If you wish to exercise the rights mentioned above, you may do so by contacting Digitalist Group using the contact information provided below. We may have to request additional information regarding your identity before we can fulfil your request in order to ensure that you are authorized to issue the request in question.

If you would like to  turn off customer research related personalized ads on your device, follow these general steps.

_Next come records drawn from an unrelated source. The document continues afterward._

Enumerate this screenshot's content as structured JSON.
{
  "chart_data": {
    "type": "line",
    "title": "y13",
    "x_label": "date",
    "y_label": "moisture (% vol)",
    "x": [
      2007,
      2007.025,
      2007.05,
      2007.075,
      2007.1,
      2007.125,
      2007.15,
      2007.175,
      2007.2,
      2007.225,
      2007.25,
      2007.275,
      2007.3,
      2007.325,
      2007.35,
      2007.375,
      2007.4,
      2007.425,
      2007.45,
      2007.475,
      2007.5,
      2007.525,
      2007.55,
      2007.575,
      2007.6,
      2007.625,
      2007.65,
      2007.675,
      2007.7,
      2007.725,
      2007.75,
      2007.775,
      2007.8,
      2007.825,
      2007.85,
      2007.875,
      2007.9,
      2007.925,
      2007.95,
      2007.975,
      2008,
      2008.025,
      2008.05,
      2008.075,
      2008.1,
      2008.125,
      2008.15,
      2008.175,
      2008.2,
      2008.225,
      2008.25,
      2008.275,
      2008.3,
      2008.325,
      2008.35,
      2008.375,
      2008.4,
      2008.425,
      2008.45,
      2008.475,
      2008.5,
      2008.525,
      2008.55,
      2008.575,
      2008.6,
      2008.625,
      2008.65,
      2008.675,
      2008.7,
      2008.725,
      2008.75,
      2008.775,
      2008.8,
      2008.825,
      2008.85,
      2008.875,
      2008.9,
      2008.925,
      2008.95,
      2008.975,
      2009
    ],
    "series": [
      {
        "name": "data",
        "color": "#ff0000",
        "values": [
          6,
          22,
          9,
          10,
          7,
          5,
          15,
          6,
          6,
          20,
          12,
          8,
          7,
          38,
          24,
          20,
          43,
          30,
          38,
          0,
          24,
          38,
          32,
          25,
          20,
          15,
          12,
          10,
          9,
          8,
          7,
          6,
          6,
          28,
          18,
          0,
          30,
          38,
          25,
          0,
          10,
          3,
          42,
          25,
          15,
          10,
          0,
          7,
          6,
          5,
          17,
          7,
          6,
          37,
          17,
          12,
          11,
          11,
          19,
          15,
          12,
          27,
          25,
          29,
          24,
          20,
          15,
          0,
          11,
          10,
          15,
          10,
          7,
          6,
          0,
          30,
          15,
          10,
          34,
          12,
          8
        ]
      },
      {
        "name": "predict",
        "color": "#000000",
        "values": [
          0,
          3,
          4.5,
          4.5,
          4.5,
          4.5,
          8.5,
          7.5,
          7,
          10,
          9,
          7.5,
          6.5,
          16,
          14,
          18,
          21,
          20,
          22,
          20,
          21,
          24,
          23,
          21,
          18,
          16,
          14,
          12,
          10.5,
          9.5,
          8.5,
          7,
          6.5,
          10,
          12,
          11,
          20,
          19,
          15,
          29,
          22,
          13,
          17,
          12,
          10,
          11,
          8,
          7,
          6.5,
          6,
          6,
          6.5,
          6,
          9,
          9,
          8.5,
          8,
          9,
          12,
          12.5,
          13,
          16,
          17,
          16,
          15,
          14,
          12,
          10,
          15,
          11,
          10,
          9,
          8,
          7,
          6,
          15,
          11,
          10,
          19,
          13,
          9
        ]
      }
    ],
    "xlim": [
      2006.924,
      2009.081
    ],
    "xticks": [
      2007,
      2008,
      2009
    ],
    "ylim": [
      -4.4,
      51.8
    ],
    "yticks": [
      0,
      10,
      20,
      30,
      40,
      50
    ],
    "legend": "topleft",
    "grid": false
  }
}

  • On Android device, go to your Google Account and on the left navigation panel, click Data & personalization. While there on the Ad personalization panel, click Go to ad settings. Click the switch next to Ad Personalization OFF.
  • On iPhone or iPad with iOS, go to Settings > Privacy > Apple Advertising and tap to turn off Personalized Ads.
  • On Mac, go to System Preferences > Security & Privacy > Privacy, select Apple Advertising, and deselect Personalized Ads.
  • On Windows 10 machine, go to Start > Settings > Privacy, select the General tab then toggle off the following option: “Let apps use my advertising ID for experiences across apps (turning this off will reset your ID)”
  • If a service provider (e.g. Spotify) has its own setting for personalized ads under privacy settings of your account, disable personalized ads there too

11. Contact Information

You can contact Digitalist Group using the following contact information: Digitalist Group Oyj

Business ID: 0997039-6

Address: Pohjoisesplanadi 35 Aa, FI-00100 Helsinki, Finland Tel: +358 40 824 7258


In addition, Digitalist Group always specifies a dedicated contact person for each study, whose contact information is provided to all research participants. You can also always contact the study-specific contact person at Digitalist Group in matters related to the processing or personal data.

12. Questions and Answers

Where did you get my contact information?

Your contact information was retrieved either from the dedicated user/participant database maintained by Digitalist Group or our partners or in some cases from other registers maintained by our clients or partners. Potential participants are usually contacted by email or telephone, through a participant form on a website or an online community. Official invites to individual or group research sessions are often sent by email.

How can I remove my contact information?

To remove your contact information from our register, you may contact the controller directly or the person who invited you to participate in the research/contact person for the research identified separately. inviter/contact person can also provide you with additional information regarding the register when necessary.

What data pertaining to me have you collected (in relation to this study)?

If you have consented to the collection of certain data/signed forms while participating in research, we have access to the personal data you have provided during your registration and participation in the research, such as name and contact information as well as possible video and photographic records, to which you have consented separately.

How can you ensure that my identity is not revealed to the purchaser of the research?

Your contact information is never connected with the responses you have provided, so individual participants cannot be identified from the processed research data.

I want to know what register information Digitalist Group has on me?

Data subject have the right to review the data pertaining to them stored in the register and the right to demand rectification or deletion of the data.

The request to review the data must be presented in writing or in person to Digitalist Group using the above contact information.

Data subjects can exercise their right to review the data once per year free of charge.